The advantage of the additional visual modality over using audio only is demonstrated on two neural dereverberation approaches based on DNN-WPE and spectral mapping respectively.
BEST OF BOTH WORLDS: MULTI-TASK AUDIO-VISUAL AUTOMATIC SPEECH RECOGNITION AND ACTIVE SPEAKER DETECTION
Google, Inc.
Problem
Under noisy conditions, automatic speech recognition (ASR) can greatly benefit from the addition of visual signals coming from a video of the speaker’s face.
현실적으로 여러 얼굴이 존재하는 경우가 많은데 전통적으로 active speaker detection (ASD)으로 모든 시간마다 audio와 일치하는 active speaker's face를 분리하는 모델을 따로 사용했으나, 최근에는 attention 모델을 추가해서 별도의 ASD를 설계하지 않고 audio와 모든 face candidate을 모델에 집어 넣어 end-to-end way로 처리 하기도 한다.
Proposed method
2.1. A/V Backbone: Shared Audio-Visual Frontend
Acoustic Features. log mel filterbank
Audio and Video Synchronization. resample video
Visual Features.

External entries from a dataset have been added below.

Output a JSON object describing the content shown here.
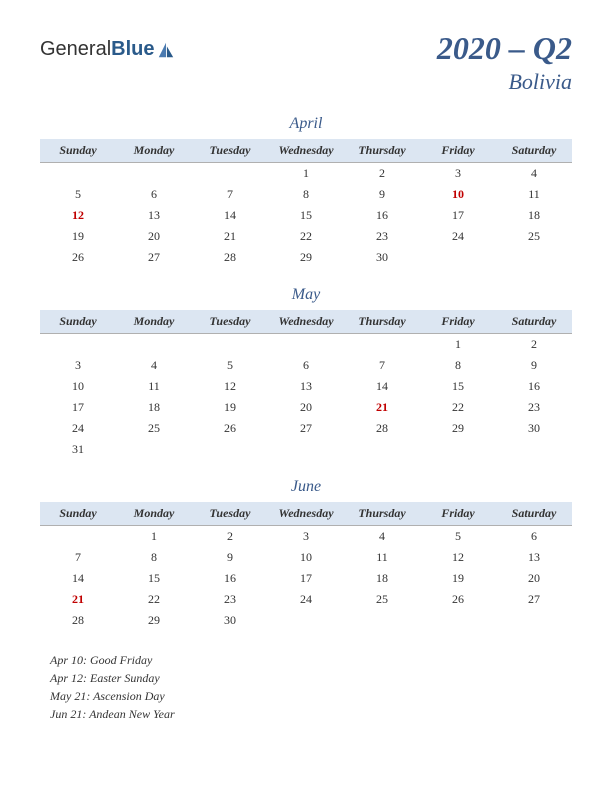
{
  "logo": {
    "text1": "General",
    "text2": "Blue"
  },
  "title": {
    "year_quarter": "2020 – Q2",
    "country": "Bolivia"
  },
  "day_headers": [
    "Sunday",
    "Monday",
    "Tuesday",
    "Wednesday",
    "Thursday",
    "Friday",
    "Saturday"
  ],
  "months": [
    {
      "name": "April",
      "weeks": [
        [
          {
            "d": ""
          },
          {
            "d": ""
          },
          {
            "d": ""
          },
          {
            "d": "1"
          },
          {
            "d": "2"
          },
          {
            "d": "3"
          },
          {
            "d": "4"
          }
        ],
        [
          {
            "d": "5"
          },
          {
            "d": "6"
          },
          {
            "d": "7"
          },
          {
            "d": "8"
          },
          {
            "d": "9"
          },
          {
            "d": "10",
            "h": true
          },
          {
            "d": "11"
          }
        ],
        [
          {
            "d": "12",
            "h": true
          },
          {
            "d": "13"
          },
          {
            "d": "14"
          },
          {
            "d": "15"
          },
          {
            "d": "16"
          },
          {
            "d": "17"
          },
          {
            "d": "18"
          }
        ],
        [
          {
            "d": "19"
          },
          {
            "d": "20"
          },
          {
            "d": "21"
          },
          {
            "d": "22"
          },
          {
            "d": "23"
          },
          {
            "d": "24"
          },
          {
            "d": "25"
          }
        ],
        [
          {
            "d": "26"
          },
          {
            "d": "27"
          },
          {
            "d": "28"
          },
          {
            "d": "29"
          },
          {
            "d": "30"
          },
          {
            "d": ""
          },
          {
            "d": ""
          }
        ]
      ]
    },
    {
      "name": "May",
      "weeks": [
        [
          {
            "d": ""
          },
          {
            "d": ""
          },
          {
            "d": ""
          },
          {
            "d": ""
          },
          {
            "d": ""
          },
          {
            "d": "1"
          },
          {
            "d": "2"
          }
        ],
        [
          {
            "d": "3"
          },
          {
            "d": "4"
          },
          {
            "d": "5"
          },
          {
            "d": "6"
          },
          {
            "d": "7"
          },
          {
            "d": "8"
          },
          {
            "d": "9"
          }
        ],
        [
          {
            "d": "10"
          },
          {
            "d": "11"
          },
          {
            "d": "12"
          },
          {
            "d": "13"
          },
          {
            "d": "14"
          },
          {
            "d": "15"
          },
          {
            "d": "16"
          }
        ],
        [
          {
            "d": "17"
          },
          {
            "d": "18"
          },
          {
            "d": "19"
          },
          {
            "d": "20"
          },
          {
            "d": "21",
            "h": true
          },
          {
            "d": "22"
          },
          {
            "d": "23"
          }
        ],
        [
          {
            "d": "24"
          },
          {
            "d": "25"
          },
          {
            "d": "26"
          },
          {
            "d": "27"
          },
          {
            "d": "28"
          },
          {
            "d": "29"
          },
          {
            "d": "30"
          }
        ],
        [
          {
            "d": "31"
          },
          {
            "d": ""
          },
          {
            "d": ""
          },
          {
            "d": ""
          },
          {
            "d": ""
          },
          {
            "d": ""
          },
          {
            "d": ""
          }
        ]
      ]
    },
    {
      "name": "June",
      "weeks": [
        [
          {
            "d": ""
          },
          {
            "d": "1"
          },
          {
            "d": "2"
          },
          {
            "d": "3"
          },
          {
            "d": "4"
          },
          {
            "d": "5"
          },
          {
            "d": "6"
          }
        ],
        [
          {
            "d": "7"
          },
          {
            "d": "8"
          },
          {
            "d": "9"
          },
          {
            "d": "10"
          },
          {
            "d": "11"
          },
          {
            "d": "12"
          },
          {
            "d": "13"
          }
        ],
        [
          {
            "d": "14"
          },
          {
            "d": "15"
          },
          {
            "d": "16"
          },
          {
            "d": "17"
          },
          {
            "d": "18"
          },
          {
            "d": "19"
          },
          {
            "d": "20"
          }
        ],
        [
          {
            "d": "21",
            "h": true
          },
          {
            "d": "22"
          },
          {
            "d": "23"
          },
          {
            "d": "24"
          },
          {
            "d": "25"
          },
          {
            "d": "26"
          },
          {
            "d": "27"
          }
        ],
        [
          {
            "d": "28"
          },
          {
            "d": "29"
          },
          {
            "d": "30"
          },
          {
            "d": ""
          },
          {
            "d": ""
          },
          {
            "d": ""
          },
          {
            "d": ""
          }
        ]
      ]
    }
  ],
  "holidays": [
    "Apr 10: Good Friday",
    "Apr 12: Easter Sunday",
    "May 21: Ascension Day",
    "Jun 21: Andean New Year"
  ],
  "colors": {
    "header_bg": "#dce6f2",
    "title_color": "#3a5a8a",
    "holiday_color": "#c00000",
    "text_color": "#333333"
  }
}
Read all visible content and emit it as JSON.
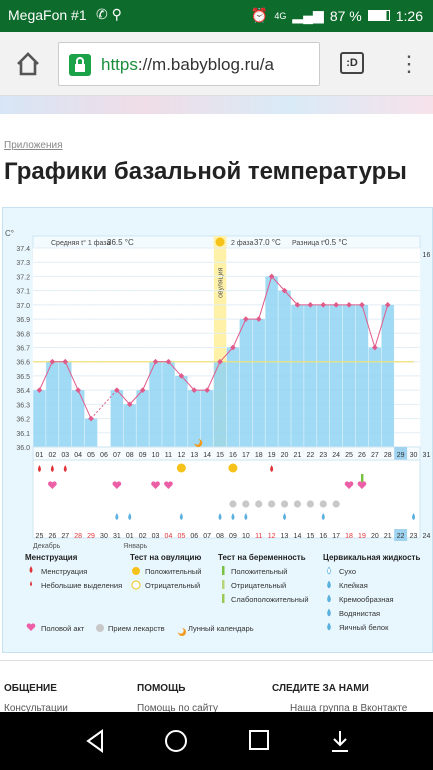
{
  "status": {
    "carrier": "MegaFon #1",
    "network": "4G",
    "battery": "87 %",
    "time": "1:26"
  },
  "browser": {
    "url_scheme": "https",
    "url_rest": "://m.babyblog.ru/a",
    "tabs_label": ":D"
  },
  "page": {
    "breadcrumb": "Приложения",
    "title": "Графики базальной температуры"
  },
  "chart_data": {
    "type": "line",
    "ylabel": "C°",
    "yticks": [
      "37.4",
      "37.3",
      "37.2",
      "37.1",
      "37.0",
      "36.9",
      "36.8",
      "36.7",
      "36.6",
      "36.5",
      "36.4",
      "36.3",
      "36.2",
      "36.1",
      "36.0"
    ],
    "ylim": [
      36.0,
      37.4
    ],
    "phase1_label": "Средняя t° 1 фаза",
    "phase1_value": "36.5 °C",
    "phase2_label": "2 фаза",
    "phase2_value": "37.0 °C",
    "diff_label": "Разница t°",
    "diff_value": "0.5 °C",
    "ovulation_label": "овуляция",
    "coverline": 36.6,
    "days": [
      "01",
      "02",
      "03",
      "04",
      "05",
      "06",
      "07",
      "08",
      "09",
      "10",
      "11",
      "12",
      "13",
      "14",
      "15",
      "16",
      "17",
      "18",
      "19",
      "20",
      "21",
      "22",
      "23",
      "24",
      "25",
      "26",
      "27",
      "28",
      "29",
      "30",
      "31"
    ],
    "cycle_days_phase2": [
      "01",
      "02",
      "03",
      "04",
      "05",
      "06",
      "07",
      "08",
      "09",
      "10",
      "11",
      "12",
      "13",
      "14",
      "15",
      "16"
    ],
    "temps": [
      36.4,
      36.6,
      36.6,
      36.4,
      36.2,
      null,
      36.4,
      36.3,
      36.4,
      36.6,
      36.6,
      36.5,
      36.4,
      36.4,
      36.6,
      36.7,
      36.9,
      36.9,
      37.2,
      37.1,
      37.0,
      37.0,
      37.0,
      37.0,
      37.0,
      37.0,
      36.7,
      37.0,
      null,
      null,
      null
    ],
    "highlight_day": "29",
    "dates_row1": [
      "25",
      "26",
      "27",
      "28",
      "29",
      "30",
      "31",
      "01",
      "02",
      "03",
      "04",
      "05",
      "06",
      "07",
      "08",
      "09",
      "10",
      "11",
      "12",
      "13",
      "14",
      "15",
      "16",
      "17",
      "18",
      "19",
      "20",
      "21",
      "22",
      "23",
      "24"
    ],
    "month_dec": "Декабрь",
    "month_jan": "Январь",
    "red_dates": [
      "28",
      "29",
      "04",
      "05",
      "11",
      "12",
      "18",
      "19"
    ],
    "highlight_date": "22"
  },
  "legend": {
    "menstruation_title": "Менструация",
    "menstruation": "Менструация",
    "spotting": "Небольшие выделения",
    "ovulation_test_title": "Тест на овуляцию",
    "positive": "Положительный",
    "negative": "Отрицательный",
    "pregnancy_test_title": "Тест на беременность",
    "preg_positive": "Положительный",
    "preg_negative": "Отрицательный",
    "preg_weak": "Слабоположительный",
    "cervical_title": "Цервикальная жидкость",
    "dry": "Сухо",
    "sticky": "Клейкая",
    "creamy": "Кремообразная",
    "watery": "Водянистая",
    "eggwhite": "Яичный белок",
    "intercourse": "Половой акт",
    "medication": "Прием лекарств",
    "lunar": "Лунный календарь"
  },
  "footer": {
    "col1": "ОБЩЕНИЕ",
    "col2": "ПОМОЩЬ",
    "col3": "СЛЕДИТЕ ЗА НАМИ",
    "sub1": "Консультации",
    "sub2": "Помощь по сайту",
    "sub3": "Наша группа в Вконтакте"
  },
  "colors": {
    "status_bg": "#0d6b2c",
    "chart_fill": "#8fd3f2",
    "line": "#e05a8a",
    "ovulation": "#fff2a8"
  }
}
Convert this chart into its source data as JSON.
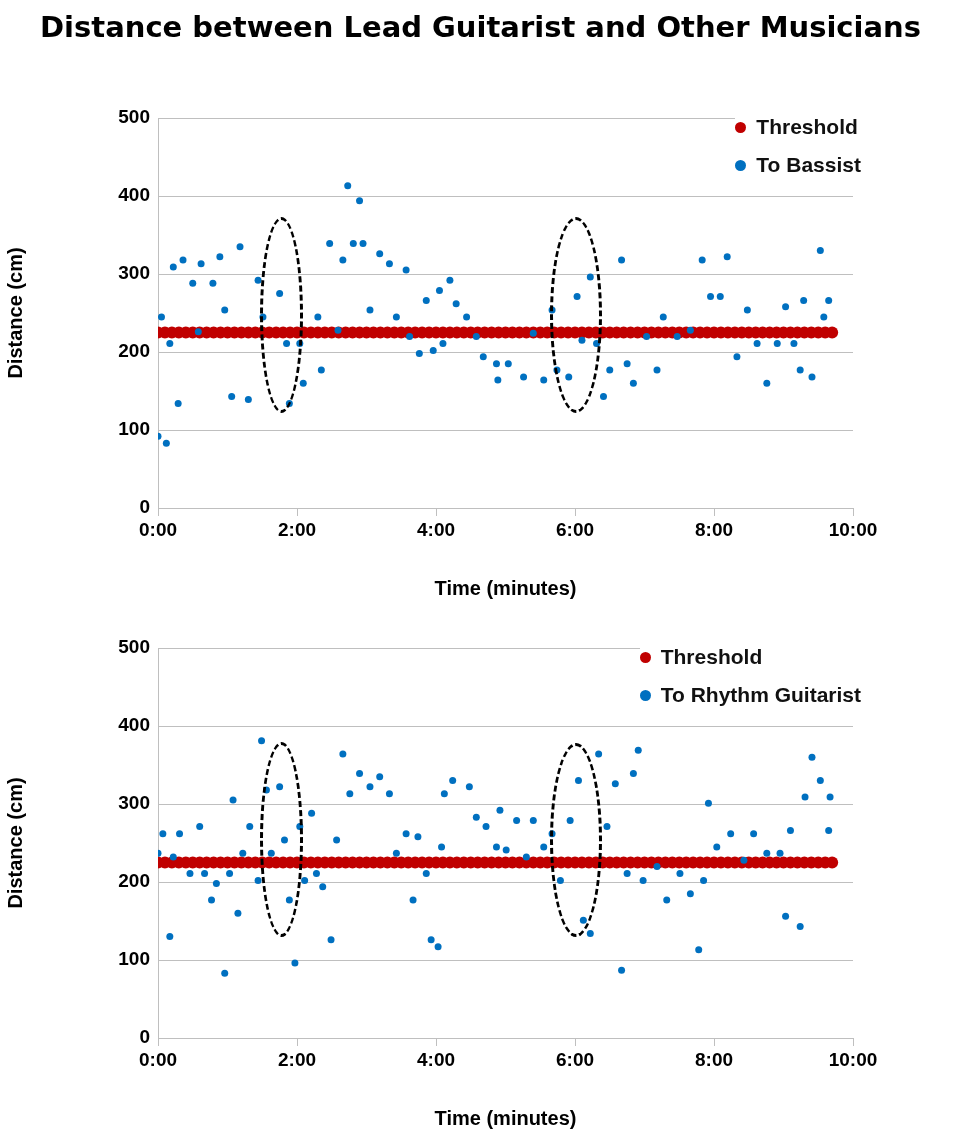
{
  "chart_data": [
    {
      "type": "scatter",
      "title": "Distance between Lead Guitarist and Other Musicians",
      "xlabel": "Time (minutes)",
      "ylabel": "Distance (cm)",
      "xlim": [
        0,
        10
      ],
      "xticks": [
        {
          "value": 0,
          "label": "0:00"
        },
        {
          "value": 2,
          "label": "2:00"
        },
        {
          "value": 4,
          "label": "4:00"
        },
        {
          "value": 6,
          "label": "6:00"
        },
        {
          "value": 8,
          "label": "8:00"
        },
        {
          "value": 10,
          "label": "10:00"
        }
      ],
      "ylim": [
        0,
        500
      ],
      "yticks": [
        0,
        100,
        200,
        300,
        400,
        500
      ],
      "grid": "y",
      "legend": "top right",
      "marker": "circle",
      "series": [
        {
          "name": "Threshold",
          "color": "#c00000",
          "x": [
            0,
            0.1,
            0.2,
            0.3,
            0.4,
            0.5,
            0.6,
            0.7,
            0.8,
            0.9,
            1,
            1.1,
            1.2,
            1.3,
            1.4,
            1.5,
            1.6,
            1.7,
            1.8,
            1.9,
            2,
            2.1,
            2.2,
            2.3,
            2.4,
            2.5,
            2.6,
            2.7,
            2.8,
            2.9,
            3,
            3.1,
            3.2,
            3.3,
            3.4,
            3.5,
            3.6,
            3.7,
            3.8,
            3.9,
            4,
            4.1,
            4.2,
            4.3,
            4.4,
            4.5,
            4.6,
            4.7,
            4.8,
            4.9,
            5,
            5.1,
            5.2,
            5.3,
            5.4,
            5.5,
            5.6,
            5.7,
            5.8,
            5.9,
            6,
            6.1,
            6.2,
            6.3,
            6.4,
            6.5,
            6.6,
            6.7,
            6.8,
            6.9,
            7,
            7.1,
            7.2,
            7.3,
            7.4,
            7.5,
            7.6,
            7.7,
            7.8,
            7.9,
            8,
            8.1,
            8.2,
            8.3,
            8.4,
            8.5,
            8.6,
            8.7,
            8.8,
            8.9,
            9,
            9.1,
            9.2,
            9.3,
            9.4,
            9.5,
            9.6,
            9.7
          ],
          "values": [
            225,
            225,
            225,
            225,
            225,
            225,
            225,
            225,
            225,
            225,
            225,
            225,
            225,
            225,
            225,
            225,
            225,
            225,
            225,
            225,
            225,
            225,
            225,
            225,
            225,
            225,
            225,
            225,
            225,
            225,
            225,
            225,
            225,
            225,
            225,
            225,
            225,
            225,
            225,
            225,
            225,
            225,
            225,
            225,
            225,
            225,
            225,
            225,
            225,
            225,
            225,
            225,
            225,
            225,
            225,
            225,
            225,
            225,
            225,
            225,
            225,
            225,
            225,
            225,
            225,
            225,
            225,
            225,
            225,
            225,
            225,
            225,
            225,
            225,
            225,
            225,
            225,
            225,
            225,
            225,
            225,
            225,
            225,
            225,
            225,
            225,
            225,
            225,
            225,
            225,
            225,
            225,
            225,
            225,
            225,
            225,
            225,
            225
          ]
        },
        {
          "name": "To Bassist",
          "color": "#0070c0",
          "x": [
            0,
            0.05,
            0.12,
            0.17,
            0.22,
            0.29,
            0.36,
            0.5,
            0.58,
            0.62,
            0.79,
            0.89,
            0.96,
            1.06,
            1.18,
            1.3,
            1.44,
            1.51,
            1.75,
            1.85,
            1.89,
            2.04,
            2.09,
            2.3,
            2.35,
            2.47,
            2.59,
            2.66,
            2.73,
            2.81,
            2.9,
            2.95,
            3.05,
            3.19,
            3.33,
            3.43,
            3.57,
            3.62,
            3.76,
            3.86,
            3.96,
            4.05,
            4.1,
            4.2,
            4.29,
            4.44,
            4.58,
            4.68,
            4.87,
            4.89,
            5.04,
            5.26,
            5.4,
            5.55,
            5.67,
            5.74,
            5.91,
            6.03,
            6.1,
            6.22,
            6.31,
            6.41,
            6.5,
            6.67,
            6.75,
            6.84,
            7.03,
            7.18,
            7.27,
            7.47,
            7.66,
            7.83,
            7.95,
            8.09,
            8.19,
            8.33,
            8.48,
            8.62,
            8.76,
            8.91,
            9.03,
            9.15,
            9.24,
            9.29,
            9.41,
            9.53,
            9.58,
            9.65
          ],
          "values": [
            92,
            245,
            83,
            211,
            309,
            134,
            318,
            288,
            226,
            313,
            288,
            322,
            254,
            143,
            335,
            139,
            292,
            245,
            275,
            211,
            134,
            211,
            160,
            245,
            177,
            339,
            228,
            318,
            413,
            339,
            394,
            339,
            254,
            326,
            313,
            245,
            305,
            220,
            198,
            266,
            202,
            279,
            211,
            292,
            262,
            245,
            220,
            194,
            185,
            164,
            185,
            168,
            224,
            164,
            254,
            177,
            168,
            271,
            215,
            296,
            211,
            143,
            177,
            318,
            185,
            160,
            220,
            177,
            245,
            220,
            228,
            318,
            271,
            271,
            322,
            194,
            254,
            211,
            160,
            211,
            258,
            211,
            177,
            266,
            168,
            330,
            245,
            266
          ]
        }
      ]
    },
    {
      "type": "scatter",
      "xlabel": "Time (minutes)",
      "ylabel": "Distance (cm)",
      "xlim": [
        0,
        10
      ],
      "xticks": [
        {
          "value": 0,
          "label": "0:00"
        },
        {
          "value": 2,
          "label": "2:00"
        },
        {
          "value": 4,
          "label": "4:00"
        },
        {
          "value": 6,
          "label": "6:00"
        },
        {
          "value": 8,
          "label": "8:00"
        },
        {
          "value": 10,
          "label": "10:00"
        }
      ],
      "ylim": [
        0,
        500
      ],
      "yticks": [
        0,
        100,
        200,
        300,
        400,
        500
      ],
      "grid": "y",
      "legend": "top right",
      "marker": "circle",
      "series": [
        {
          "name": "Threshold",
          "color": "#c00000",
          "x": [
            0,
            0.1,
            0.2,
            0.3,
            0.4,
            0.5,
            0.6,
            0.7,
            0.8,
            0.9,
            1,
            1.1,
            1.2,
            1.3,
            1.4,
            1.5,
            1.6,
            1.7,
            1.8,
            1.9,
            2,
            2.1,
            2.2,
            2.3,
            2.4,
            2.5,
            2.6,
            2.7,
            2.8,
            2.9,
            3,
            3.1,
            3.2,
            3.3,
            3.4,
            3.5,
            3.6,
            3.7,
            3.8,
            3.9,
            4,
            4.1,
            4.2,
            4.3,
            4.4,
            4.5,
            4.6,
            4.7,
            4.8,
            4.9,
            5,
            5.1,
            5.2,
            5.3,
            5.4,
            5.5,
            5.6,
            5.7,
            5.8,
            5.9,
            6,
            6.1,
            6.2,
            6.3,
            6.4,
            6.5,
            6.6,
            6.7,
            6.8,
            6.9,
            7,
            7.1,
            7.2,
            7.3,
            7.4,
            7.5,
            7.6,
            7.7,
            7.8,
            7.9,
            8,
            8.1,
            8.2,
            8.3,
            8.4,
            8.5,
            8.6,
            8.7,
            8.8,
            8.9,
            9,
            9.1,
            9.2,
            9.3,
            9.4,
            9.5,
            9.6,
            9.7
          ],
          "values": [
            225,
            225,
            225,
            225,
            225,
            225,
            225,
            225,
            225,
            225,
            225,
            225,
            225,
            225,
            225,
            225,
            225,
            225,
            225,
            225,
            225,
            225,
            225,
            225,
            225,
            225,
            225,
            225,
            225,
            225,
            225,
            225,
            225,
            225,
            225,
            225,
            225,
            225,
            225,
            225,
            225,
            225,
            225,
            225,
            225,
            225,
            225,
            225,
            225,
            225,
            225,
            225,
            225,
            225,
            225,
            225,
            225,
            225,
            225,
            225,
            225,
            225,
            225,
            225,
            225,
            225,
            225,
            225,
            225,
            225,
            225,
            225,
            225,
            225,
            225,
            225,
            225,
            225,
            225,
            225,
            225,
            225,
            225,
            225,
            225,
            225,
            225,
            225,
            225,
            225,
            225,
            225,
            225,
            225,
            225,
            225,
            225,
            225
          ]
        },
        {
          "name": "To Rhythm Guitarist",
          "color": "#0070c0",
          "x": [
            0,
            0.07,
            0.17,
            0.22,
            0.31,
            0.46,
            0.6,
            0.67,
            0.77,
            0.84,
            0.96,
            1.03,
            1.08,
            1.15,
            1.22,
            1.32,
            1.44,
            1.49,
            1.56,
            1.63,
            1.75,
            1.82,
            1.89,
            1.97,
            2.04,
            2.11,
            2.21,
            2.28,
            2.37,
            2.49,
            2.57,
            2.66,
            2.76,
            2.9,
            3.05,
            3.19,
            3.33,
            3.43,
            3.57,
            3.67,
            3.74,
            3.86,
            3.93,
            4.03,
            4.08,
            4.12,
            4.24,
            4.48,
            4.58,
            4.72,
            4.87,
            4.92,
            5.01,
            5.16,
            5.3,
            5.4,
            5.55,
            5.67,
            5.79,
            5.93,
            6.05,
            6.12,
            6.22,
            6.34,
            6.46,
            6.58,
            6.67,
            6.75,
            6.84,
            6.91,
            6.98,
            7.18,
            7.32,
            7.51,
            7.66,
            7.78,
            7.85,
            7.92,
            8.04,
            8.24,
            8.43,
            8.57,
            8.76,
            8.95,
            9.03,
            9.1,
            9.24,
            9.31,
            9.41,
            9.53,
            9.65,
            9.67
          ],
          "values": [
            237,
            262,
            130,
            232,
            262,
            211,
            271,
            211,
            177,
            198,
            83,
            211,
            305,
            160,
            237,
            271,
            202,
            381,
            318,
            237,
            322,
            254,
            177,
            96,
            271,
            202,
            288,
            211,
            194,
            126,
            254,
            364,
            313,
            339,
            322,
            335,
            313,
            237,
            262,
            177,
            258,
            211,
            126,
            117,
            245,
            313,
            330,
            322,
            283,
            271,
            245,
            292,
            241,
            279,
            232,
            279,
            245,
            262,
            202,
            279,
            330,
            151,
            134,
            364,
            271,
            326,
            87,
            211,
            339,
            369,
            202,
            220,
            177,
            211,
            185,
            113,
            202,
            301,
            245,
            262,
            228,
            262,
            237,
            237,
            156,
            266,
            143,
            309,
            360,
            330,
            266,
            309
          ]
        }
      ]
    }
  ]
}
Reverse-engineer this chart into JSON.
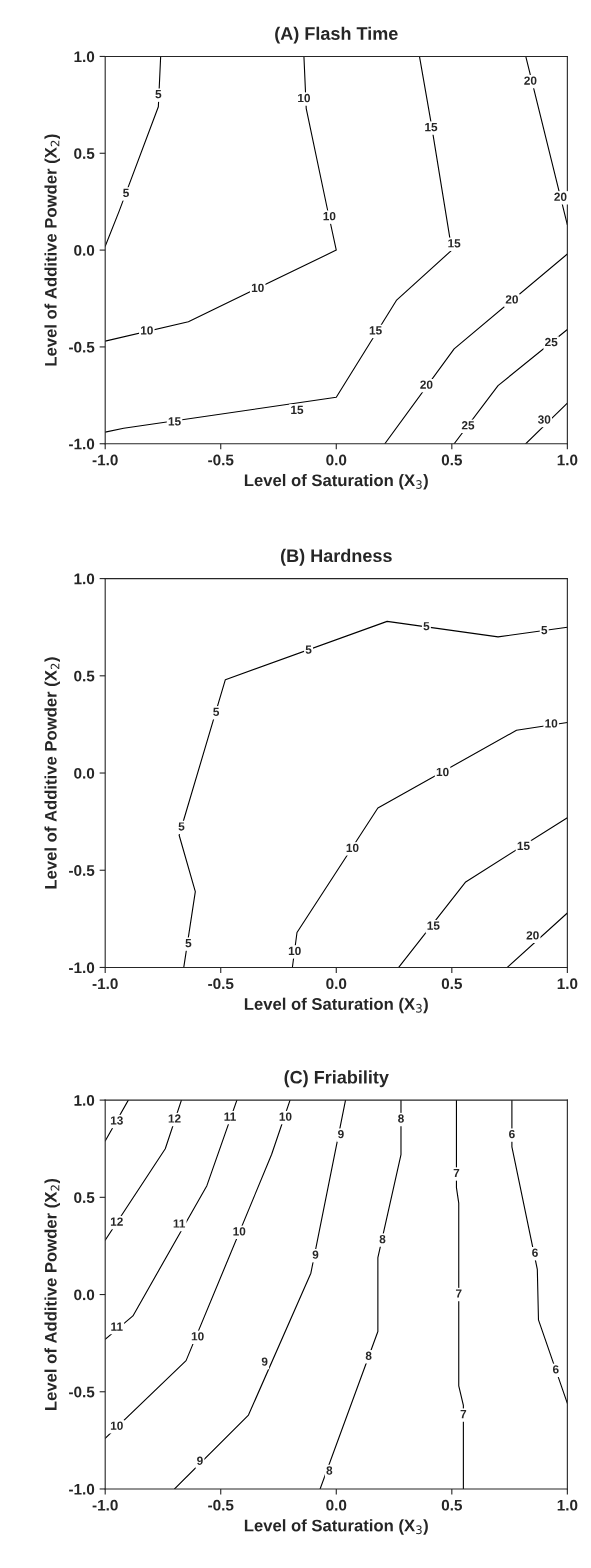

ConvNet on top of the synchronized video
Attention Mechanism. in order to soft-select the one matching the audio.
2.2. ASR Model - Transformer-Transducer Model
For ASR, the weighted visual features and input acoustic features are then concatenated along the last dimension, producing audio-visual features which are then fed to the ASR encoder.
2.3. ASD Model
For ASD, the attention scores is used directly for the model prediction. For each audio query and each timestep, the attention scores give a measure of how well each candidate video corresponds to the audio.
3. MULTI-TASK LOSS FOR A/V ASR AND ASD
ASD. For active speaker detection, the normalized attention weights can be used to train the attention module directly with cross entropy loss.
ASR. RNN-T loss
MTL Loss. We combine the ASD and ASR losses with a weighted linear sum of the losses
Key Findings
This paper presents a multi-task learning (MTL) for a model that can simultaneouslyperformaudio-visual ASR and active speaker detection, improving previous work on multiperson audio-visual ASR.
Combining the two tasks is enough to significantly improve the performance of the model in the ASD task relative to the baseline.
IMPROVING NOISE ROBUSTNESS OF CONTRASTIVE SPEECH REPRESENTATION LEARNING WITH SPEECH RECONSTRUCTION
The Ohio State University, USA, Microsoft Corporation
Problem
Noise Robust ASR
Proposed method
In this paper, authors employ a noise-robust representation learned by a refined self-supervised framework of wav2vec 2.0 for noisy speech recognition. They combine a reconstruction module with contrastive learning and perform multi-task continual pre-training to explicitly reconstruct the clean speech from the noisy input.